Clotrimazole-Loaded Borneol-Based In Situ Forming Gel as Oral Sprays for Oropharyngeal Candidiasis Therapy

Abstract

Oral candidiasis encompasses fungal infections of the tongue and other oral mucosal sites with fungal overgrowth and its invasion of superficial oral tissues. Borneol was assessed in this research as the matrix-forming agent of clotrimazole-loaded in situ forming gel (ISG) comprising clove oil as the co-active agent and N-methyl pyrrolidone (NMP) as a solvent. Their physicochemical properties, including pH, density, viscosity, surface tension, contact angle, water tolerance, gel formation, and drug release/permeation, were determined. Their antimicrobial activities were tested using agar cup diffusion. The pH values of clotrimazole-loaded borneol-based ISGs were in the range of 5.59-6.61, which are close to the pH of 6.8 of saliva. Increasing the borneol content in the formulation slightly decreased the density, surface tension, water tolerance, and spray angle but increased the viscosity and gel formation. The borneol matrix formation from NMP removal promoted a significantly (p < 0.05) higher contact angle of the borneol-loaded ISGs on agarose gel and porcine buccal mucosa than those of all borneol-free solutions. Clotrimazole-loaded ISG containing 40% borneol demonstrated appropriate physicochemical properties and rapid gel formation at microscopic and macroscopic levels. In addition, it prolonged drug release with a maximum flux of 370 µg·cm^-2 at 2 days. The borneol matrix generated from this ISG obsentively controlled the drug penetration through the porcine buccal membrane. Most clotrimazole amounts still remained in formulation at the donor part and then the buccal membrane and receiving medium, repectively. Therefore, the borneol matrix extended the drug release and penetration through the buccal membrane efficiently. Some accumulated clotrimazole in tissue should exhibit its potential antifugal activity against microbes invading the host tissue. The other predominant drug release into the saliva of the oral cavity should influence the pathogen of oropharyngeal candidiasis. Clotrimazole-loaded ISG demonstrated efficacious inhibition of growth against S. aureus, E. coli, C. albicans, C. krusei, C. Lusitaniae, and C. tropicalis. Consequently, the clotrimazole-loaded ISG exhibited great potential as a drug delivery system for oropharyngeal candidiasis treatment by localized spraying.
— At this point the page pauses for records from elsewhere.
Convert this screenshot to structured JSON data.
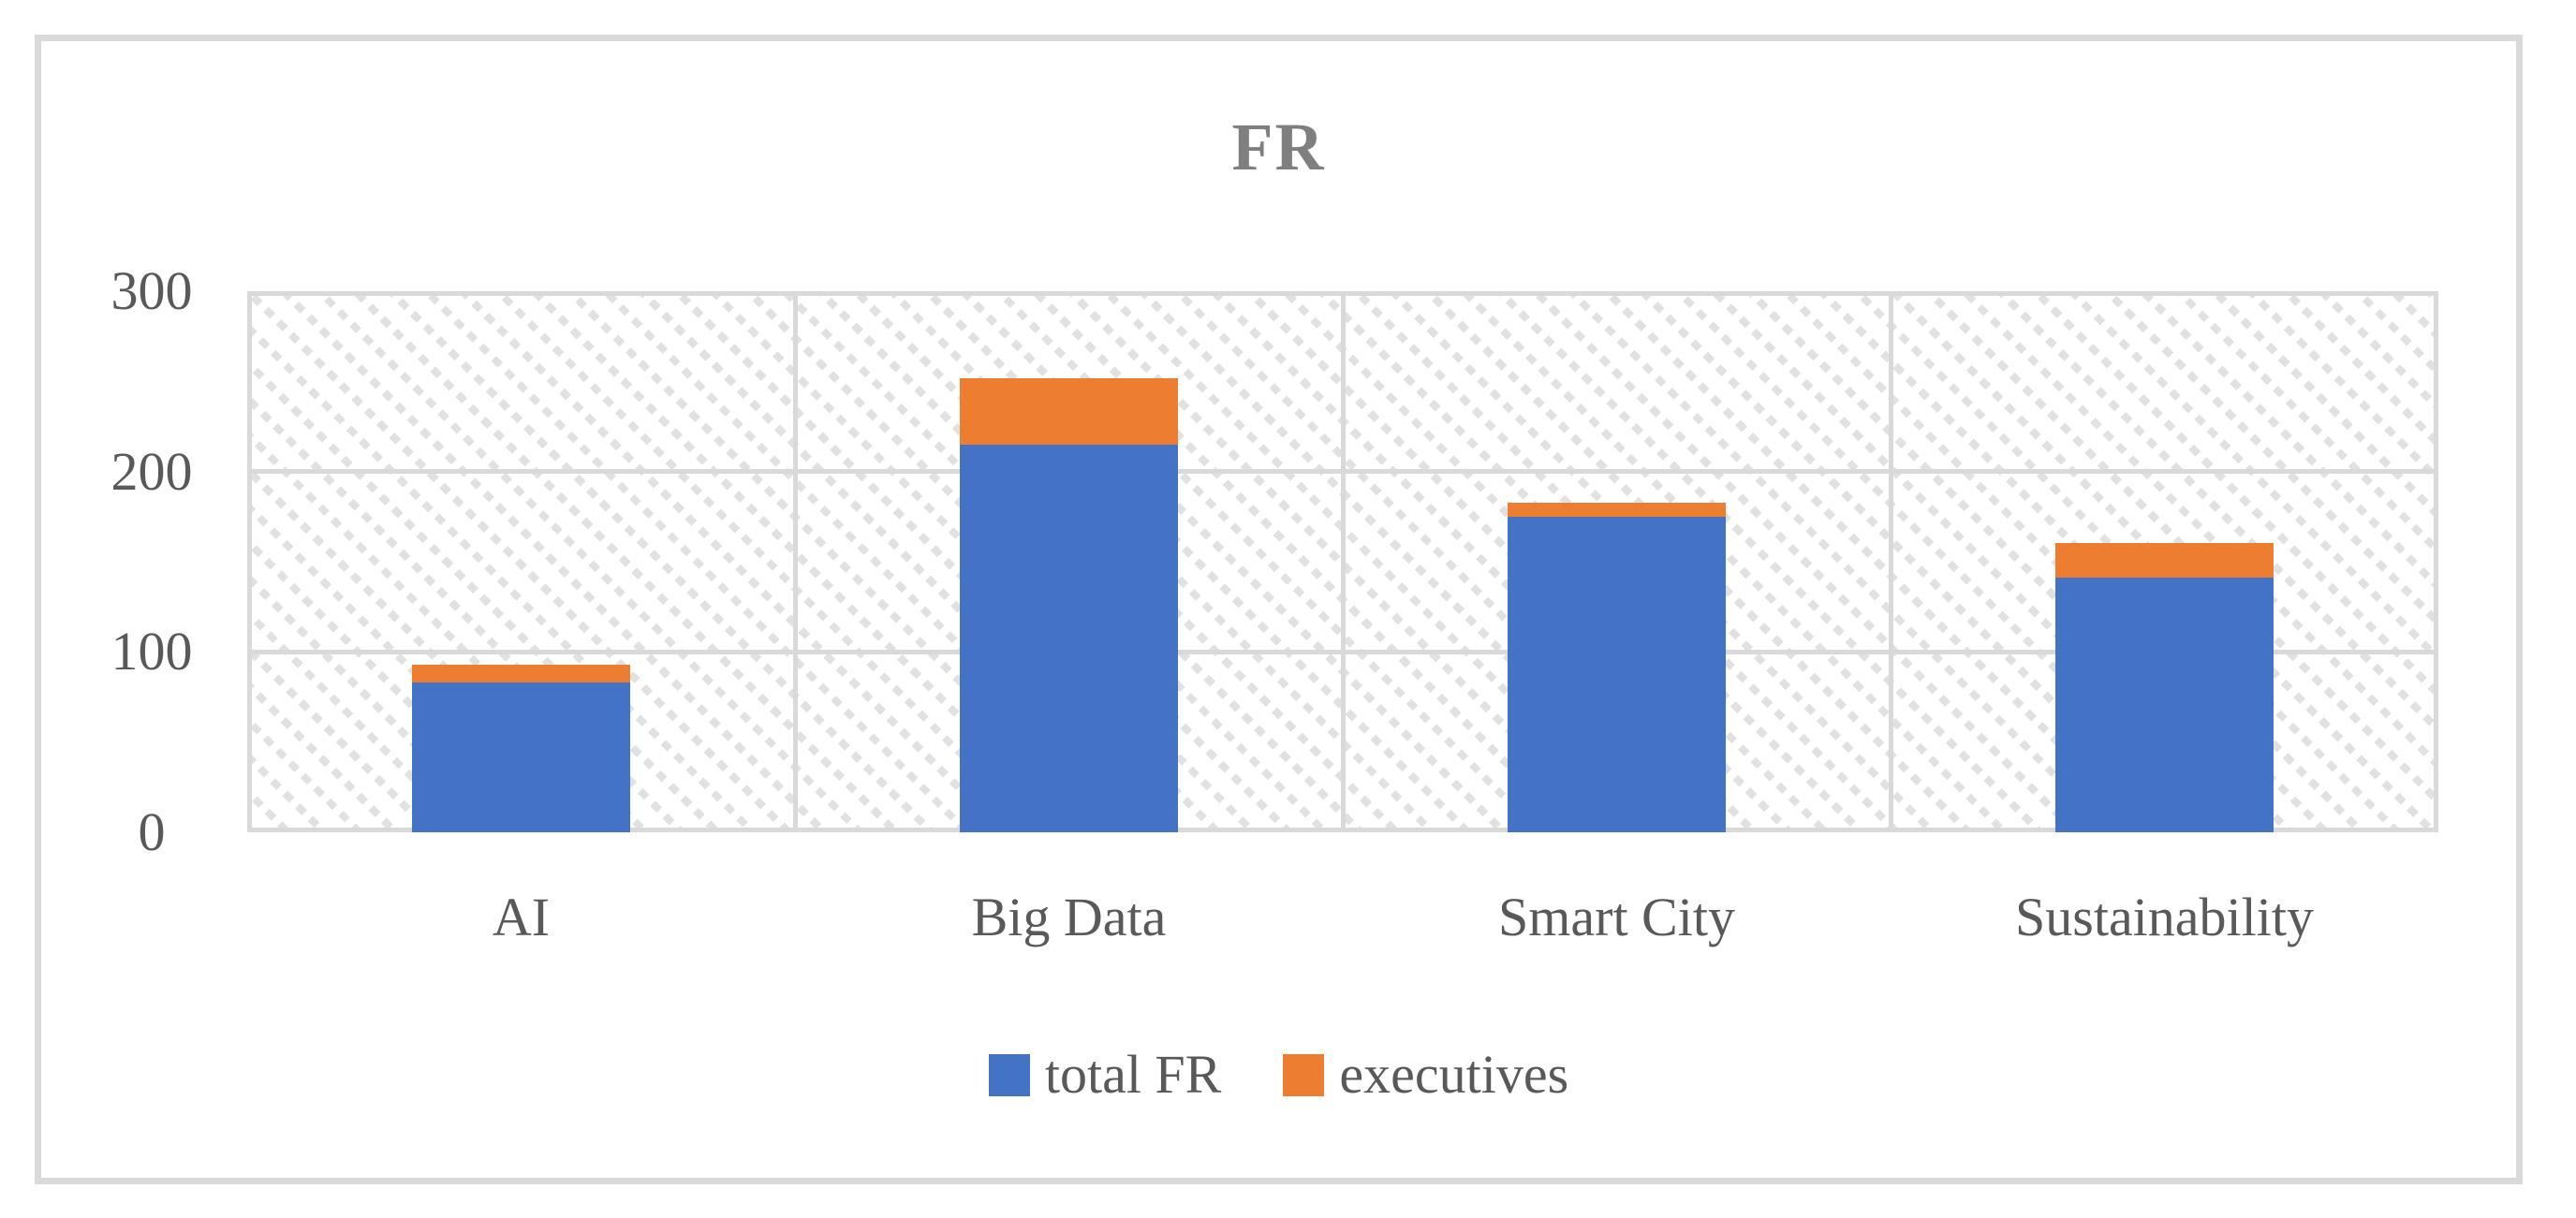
{
  "figure": {
    "title": "FR"
  },
  "colors": {
    "total_fr": "#4472C4",
    "executives": "#ED7D31",
    "gridline": "#D9D9D9",
    "frame_border": "#D9D9D9",
    "axis_text": "#595959",
    "title_text": "#7F7F7F",
    "plot_pattern": "#E1E1E1",
    "background": "#FFFFFF"
  },
  "chart_data": {
    "type": "bar",
    "stacked": true,
    "title": "FR",
    "xlabel": "",
    "ylabel": "",
    "categories": [
      "AI",
      "Big Data",
      "Smart City",
      "Sustainability"
    ],
    "series": [
      {
        "name": "total FR",
        "color": "#4472C4",
        "values": [
          83,
          215,
          175,
          141
        ]
      },
      {
        "name": "executives",
        "color": "#ED7D31",
        "values": [
          10,
          37,
          8,
          19
        ]
      }
    ],
    "stack_totals": [
      93,
      252,
      183,
      160
    ],
    "ylim": [
      0,
      300
    ],
    "yticks": [
      0,
      100,
      200,
      300
    ],
    "grid": true,
    "plot_area_fill": "light-diagonal-hatch-pattern",
    "legend_position": "bottom"
  },
  "legend": {
    "items": [
      {
        "label": "total FR",
        "color": "#4472C4"
      },
      {
        "label": "executives",
        "color": "#ED7D31"
      }
    ]
  }
}
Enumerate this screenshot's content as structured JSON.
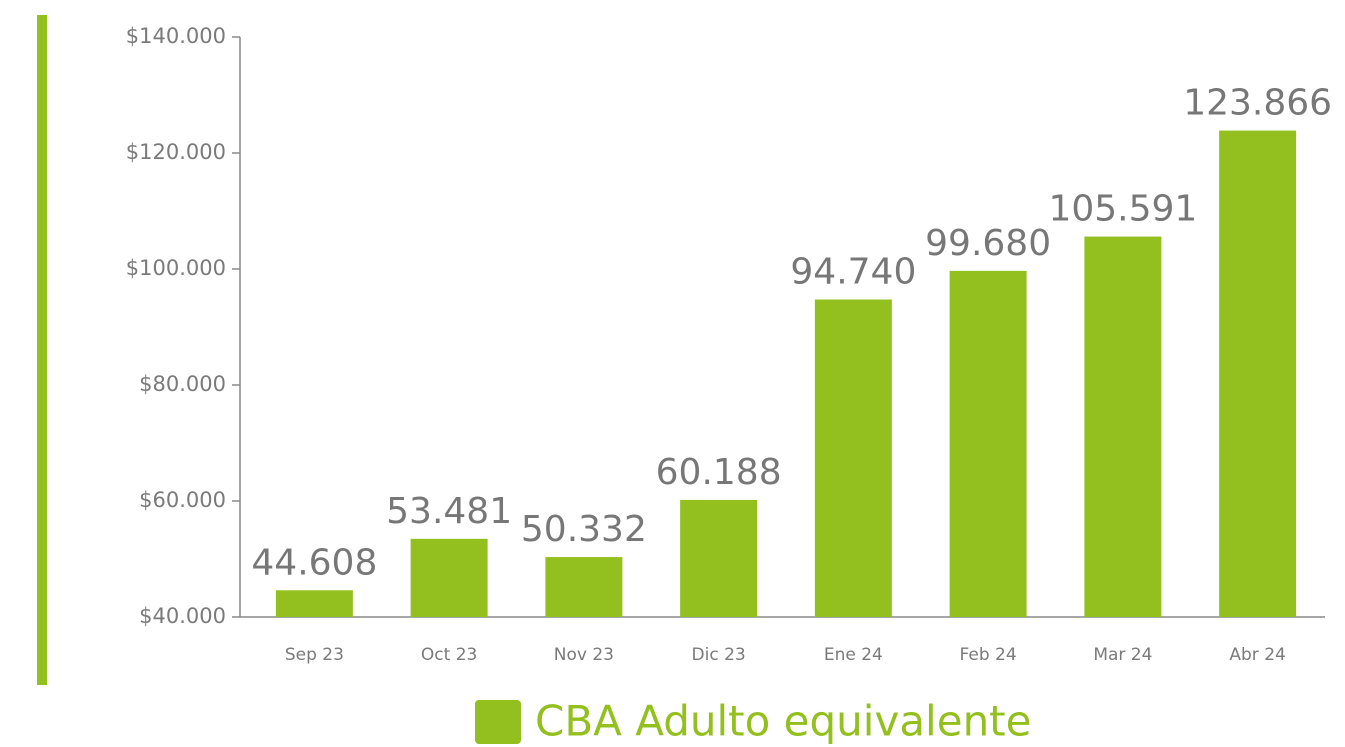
{
  "chart_data": {
    "type": "bar",
    "categories": [
      "Sep 23",
      "Oct 23",
      "Nov 23",
      "Dic 23",
      "Ene 24",
      "Feb 24",
      "Mar 24",
      "Abr 24"
    ],
    "series": [
      {
        "name": "CBA Adulto equivalente",
        "color": "#93c01f",
        "values": [
          44608,
          53481,
          50332,
          60188,
          94740,
          99680,
          105591,
          123866
        ],
        "value_labels": [
          "44.608",
          "53.481",
          "50.332",
          "60.188",
          "94.740",
          "99.680",
          "105.591",
          "123.866"
        ]
      }
    ],
    "ylim": [
      40000,
      140000
    ],
    "yticks": [
      {
        "value": 40000,
        "label": "$40.000"
      },
      {
        "value": 60000,
        "label": "$60.000"
      },
      {
        "value": 80000,
        "label": "$80.000"
      },
      {
        "value": 100000,
        "label": "$100.000"
      },
      {
        "value": 120000,
        "label": "$120.000"
      },
      {
        "value": 140000,
        "label": "$140.000"
      }
    ],
    "grid": false,
    "legend": "bottom"
  }
}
Keywords: borneol; clotrimazole; gel; in situ forming; oropharyngeal candidiasis; solvent removal.

Figure 1

Chemical structures of clotrimazole (A), NMP (B), and borneol (C).

Figure 2

Rheological behavior of clotrimazole-loaded borneol-based ISG and related formulations, plotting between shear stress against shear rate (A) and relationship between viscosity and shear rate at room temperature (B).

Figure 3

Wettability of clotrimazole-loaded borneol-based ISG and related formulations on the surface of the glass slide, agarose gel, and buccal porcine. Results are shown as mean values ± SD and demonstrated at room temperature (n = 3). * and # represent a significant difference (p < 0.05) compared with ZCN.

Figure 4

Interfacial tension and gel-formation behavior of clotrimazole-loaded borneol-based ISGs and borneol solution in PBS with pH 6.8.

Figure 5

(A) Change of gel formation with time after contact with PBS with pH 6.8. (B) Morphological change of clotrimazole-loaded borneol-based ISG and related formulations after exposure with agarose gel containing PBS with pH 6.8.

Figure 6

Percentage of water inducing a phase separation of clotrimazole-loaded borneol-based ISGs and borneol solution. Results are shown as mean values ± SD, (n = 3). * represents a significant difference (p < 0.05) compared with 50BZCN.

Figure 7

Clotrimazole release through (A) nylon membrane and (B) permeability through porcine buccal membrane from 40BZCN compared with ZN (n = 6).

Figure 8

Photographs of the inhibition zone of ISG formulations containing 20–50% borneol (20BZCN-50BZCN) against S. aureus (A), E. coli (B), and C. albicans (C,D) (n = 3).